Franca Schuller ist das Temperamentbündel unter den Yoga-Lehrern. Ihr Fitness-Rezept heißt: Energie und innere Ruhe

Von Susanne Leimstoll

Wenn Franca Schuller was nicht leiden kann, dann sind es diese hektischen Vorturner in den Fitnessstudios, die die Leute von Übung zu Übung hetzen. Fettverbrennung ankurbeln, Muskelmasse aufbauen. „Immer dieses Zappeln, was soll denn das?“, fragt sie spitz. „Immer nur Power, Power, also wirklich, so ein Quatsch!“ Franca Schuller geht in ihrem Training auf Gegenkurs: Power and Balance, Energie und Ausgeglichenheit. Der Mensch, sagt sie, braucht beides: quirlig sein und zu innerer Ruhe finden. Ihr Schwerpunkt ist das klassische Yoga. Aber bei ihr träumt man sich nicht weg. „Mein Stil hat sich immer zwischen Fitness und Yoga bewegt.“

Das passt zu ihr. Gertenschlanke einseinundsiebzig, die ganze Person gespannt wie ein Flitzebogen. Eine Blonde mit mediterranem Temperament und süddeutschem Akzent. Die Mutter Italienerin, der Vater Franke. Eine, die mitreißen kann. Ein Showtalent, das den Tanz und das Theater liebt. Sternbild Steinbock, Aszendent Löwe, das knallt. Eine, die in ihrem Beruf alles Mögliche gemacht hat: Ausdruckstanz am Laban-Center in England, mit Kindern gegen Haltungsschäden antrainieren, Hockergymnastik mit Senioren. Vor Jahren kam sie über die Zwischenstation Frankfurt nach Berlin. Die Tochter, 18, will auf die Filmhochschule, der Mann, Journalist, ist Korrespondent in Warschau. Franca Schuller hat ihren Beruf bei jedem Umzug mitgenommen. Sie gibt Gruppenunterricht im Kreuzberger Frauen-Fitnessstudio Schokosport oder in Unternehmen wie KPMG, wo Mitarbeiter sich regelmäßig auf eine Stunde treffen, um mit ihr „das Krokodil“ oder „den Baum“ zu üben – Yoga in der Mittagspause.
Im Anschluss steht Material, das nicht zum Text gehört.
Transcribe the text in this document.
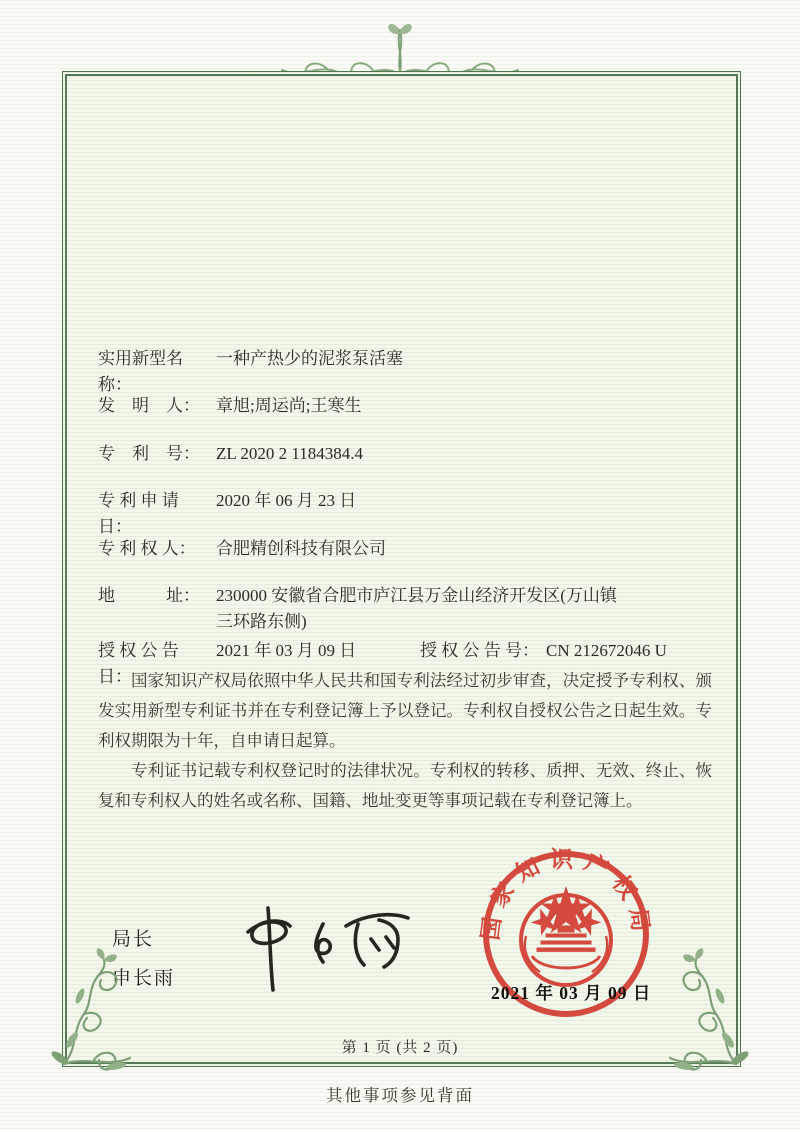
实用新型名称：
一种产热少的泥浆泵活塞
发　明　人： 章旭;周运尚;王寒生
专　利　号： ZL 2020 2 1184384.4
专 利 申 请 日：
2020 年 06 月 23 日
专 利 权 人：	合肥精创科技有限公司
地　　　址： 230000 安徽省合肥市庐江县万金山经济开发区(万山镇三环路东侧)
授 权 公 告 日：
2021 年 03 月 09 日	授 权 公 告 号： CN 212672046 U

国家知识产权局依照中华人民共和国专利法经过初步审查，决定授予专利权、颁发实用新型专利证书并在专利登记簿上予以登记。专利权自授权公告之日起生效。专利权期限为十年，自申请日起算。

专利证书记载专利权登记时的法律状况。专利权的转移、质押、无效、终止、恢复和专利权人的姓名或名称、国籍、地址变更等事项记载在专利登记簿上。

局长
申长雨
国家知识产权局
2021 年 03 月 09 日
第 1 页 (共 2 页)
其他事项参见背面
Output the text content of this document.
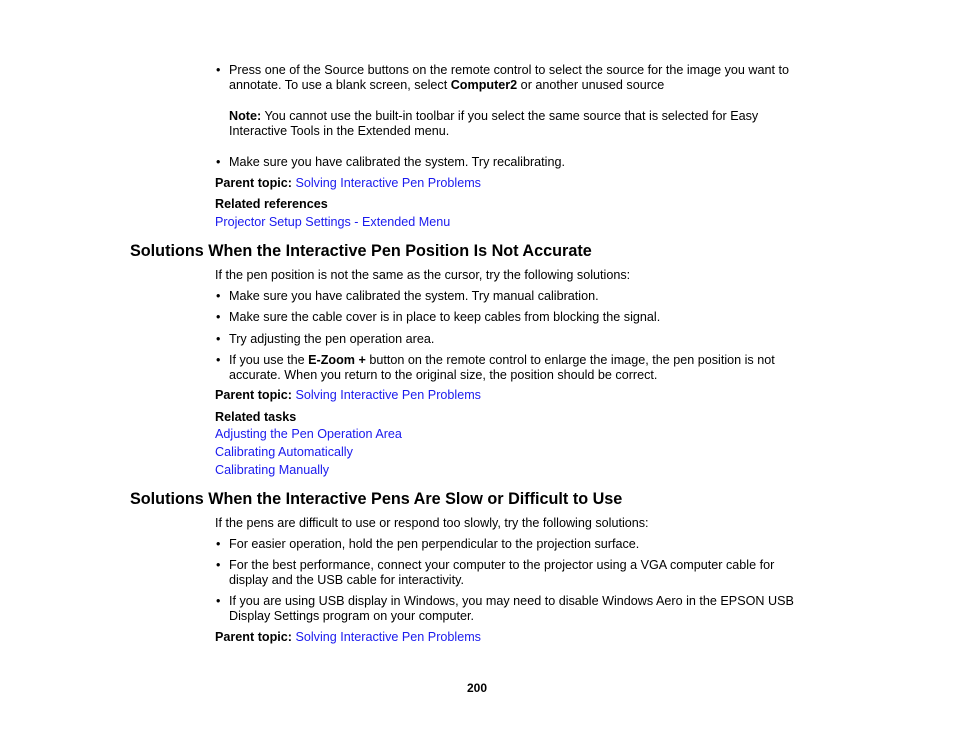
• Press one of the Source buttons on the remote control to select the source for the image you want to
annotate. To use a blank screen, select Computer2 or another unused source
Note: You cannot use the built-in toolbar if you select the same source that is selected for Easy
Interactive Tools in the Extended menu.
• Make sure you have calibrated the system. Try recalibrating.
Parent topic: Solving Interactive Pen Problems
Related references
Projector Setup Settings - Extended Menu
Solutions When the Interactive Pen Position Is Not Accurate
If the pen position is not the same as the cursor, try the following solutions:
• Make sure you have calibrated the system. Try manual calibration.
• Make sure the cable cover is in place to keep cables from blocking the signal.
• Try adjusting the pen operation area.
• If you use the E-Zoom + button on the remote control to enlarge the image, the pen position is not
accurate. When you return to the original size, the position should be correct.
Parent topic: Solving Interactive Pen Problems
Related tasks
Adjusting the Pen Operation Area
Calibrating Automatically
Calibrating Manually
Solutions When the Interactive Pens Are Slow or Difficult to Use
If the pens are difficult to use or respond too slowly, try the following solutions:
• For easier operation, hold the pen perpendicular to the projection surface.
• For the best performance, connect your computer to the projector using a VGA computer cable for
display and the USB cable for interactivity.
• If you are using USB display in Windows, you may need to disable Windows Aero in the EPSON USB
Display Settings program on your computer.
Parent topic: Solving Interactive Pen Problems
200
Längst hat Franca Schuller Geschmack am Einzeltraining gefunden. „Da kann man besser korrigieren, sieht gleich den Erfolg.“ Nehmen wir die Haltung. Sie sitzt da, die Schultern schlaff, die Arme nach beiden Seiten ausgestreckt. „Wenn du die so hebst, wie sieht denn das aus?“ Und, zack, richtet sie sich auf, Hände nach oben, als käme sie gerade die Showtreppe runter: blitzende Augen, lächelnde Lippen. „Da“, sagt sie, „da ist sie!“ Energie, Ausstrahlung. Nebenbei: Wenn die Haltung nicht stimmt, strapaziert das die Muskeln. „Manchmal“, sagt sie, „muss ich jemandem tatsächlich beibringen, wie man sich aufrichtet.“

Sie trainiert die Leute mit Feingefühl. „Wenn einer ein starkes Hohlkreuz hat, kann man es mit Bauchmuskeltraining verbessern. Gerade kriegen wird man es nicht. Aber so ist er schon einen Schritt weiter.“ Man muss, sagt sie, den Körper des anderen auch lassen können.

Die Energie kanalisieren in der Bewegung, die Ruhe behalten, das ist Franca Schullers Credo. Yoga auch ohne Erleuchtung, das geht. Bloß keine Dogmen. Lieber ein Bild zu den Übungen liefern, ein „Haiku“ wie dieses: Das Lassen lassen, barfuß, lächelnd, die Sonne im Bauch. „Ist das nicht schön?“ sagt sie. „Rätselhaft, aber stimmungsvoll.“ Im April wird diese Stimmung greifbar – auf Ischia. Da bietet sie Yoga und Wellness an. Der Kurs ist ausgebucht.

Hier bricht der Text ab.